Career Insight: Ella, Legal Trainee, National Crime Agency
Ella provides an insight into her training contract within the National Crime Agency
“National Crime Agency (NCA) Legal plays an essential part in achieving Agency objectives, including detecting, tackling and disrupting serious and organised crime. As a trainee lawyer you will see all sides of typical government legal work as well as fascinating projects unique to the Agency.
My first seat was in the Civil Litigation Team, which defends the NCA against civil claims and judicial reviews and represents the Agency at public inquiries. In this role, I got to know officers from across the Agency, learning about the context to the legal issues they were experiencing. I attended court hearings in the Royal Courts of Justice and worked directly with senior barristers to shape the NCA’s defence. Early on, I was given my own caseload supervised by a lawyer and I managed pre-action correspondence with a view of finding a solution before the matter escalated if possible. Despite being given responsibility from this early stage, the supportive environment encouraged me to rise to the challenge.
My second seat was in the Financial Disruptions Litigation team, bringing claims in high-profile asset recovery cases: this was a fast-paced, proactive team working on complex and often novel issues of law such as tracing cryptocurrency and seeking to disrupt sophisticated perpetrators operating across multiple jurisdictions at the high end of high harm. Most significantly, I supported on two high value civil recovery cases targeting what has become known as the “Azerbaijan laundromat” in national and international headlines and assisted with expert reports ahead of trial.

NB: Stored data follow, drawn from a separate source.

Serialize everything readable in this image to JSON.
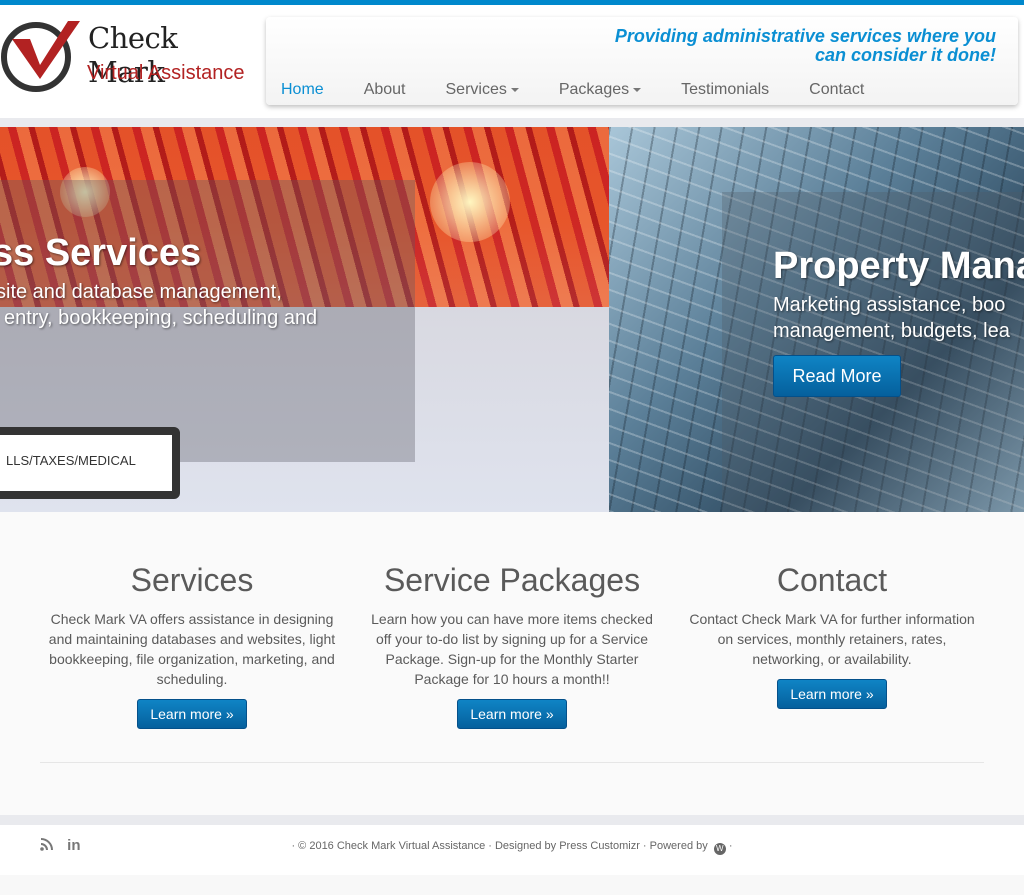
{
  "brand": {
    "name": "Check Mark",
    "subtitle": "Virtual Assistance",
    "accent": "#0088cc",
    "logo_red": "#b22222"
  },
  "header": {
    "tagline_line1": "Providing administrative services where you",
    "tagline_line2": "can consider it done!"
  },
  "nav": [
    {
      "label": "Home",
      "active": true
    },
    {
      "label": "About"
    },
    {
      "label": "Services",
      "dropdown": true
    },
    {
      "label": "Packages",
      "dropdown": true
    },
    {
      "label": "Testimonials"
    },
    {
      "label": "Contact"
    }
  ],
  "slider": {
    "left": {
      "title": "ss Services",
      "text1": "site and database management,",
      "text2": "entry, bookkeeping, scheduling and",
      "label": "LLS/TAXES/MEDICAL"
    },
    "right": {
      "title": "Property Mana",
      "text1": "Marketing assistance, boo",
      "text2": "management, budgets, lea",
      "button": "Read More"
    }
  },
  "features": [
    {
      "title": "Services",
      "text": "Check Mark VA offers assistance in designing and maintaining databases and websites, light bookkeeping, file organization, marketing, and scheduling.",
      "button": "Learn more »"
    },
    {
      "title": "Service Packages",
      "text": "Learn how you can have more items checked off your to-do list by signing up for a Service Package. Sign-up for the Monthly Starter Package for 10 hours a month!!",
      "button": "Learn more »"
    },
    {
      "title": "Contact",
      "text": "Contact Check Mark VA for further information on services, monthly retainers, rates, networking, or availability.",
      "button": "Learn more »"
    }
  ],
  "footer": {
    "credits": "· © 2016 Check Mark Virtual Assistance · Designed by Press Customizr · Powered by",
    "end": " ·",
    "social": [
      "rss-icon",
      "linkedin-icon"
    ],
    "linkedin": "in"
  }
}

NCA trainees typically spend their third seat on secondment to the Home Office to gain policy development experience. Here, I joined an advisory team working on immigration policy and the introduction of the Nationality and Borders Bill. I attended debates in the Houses of Parliament, during which I sat in the “box” with legal colleagues to give on-the-spot advice to Ministers and Lords.
I recently returned to the NCA for my final seat in the Data and Operational Advisory team. We carry an eclectic caseload, advising on ongoing operations, new investigative techniques, and international issues. Many lawyers in the team have areas of specialism but as a trainee I am able to experience the full breadth of the team’s responsibilities, including cybercrime, biometrics, data protection, extradition and police powers. Given the urgency and variety of our work, there is no “typical” week: instead we must respond to anything and everything that comes up. It is a brilliant way to absorb knowledge and identify areas of interest – although the real difficulty is narrowing my interests down!
The sheer volume of work and breadth of expertise in NCA Legal, as well as the complex and unusual legal issues at play, makes the NCA a brilliant environment to develop as a trainee.”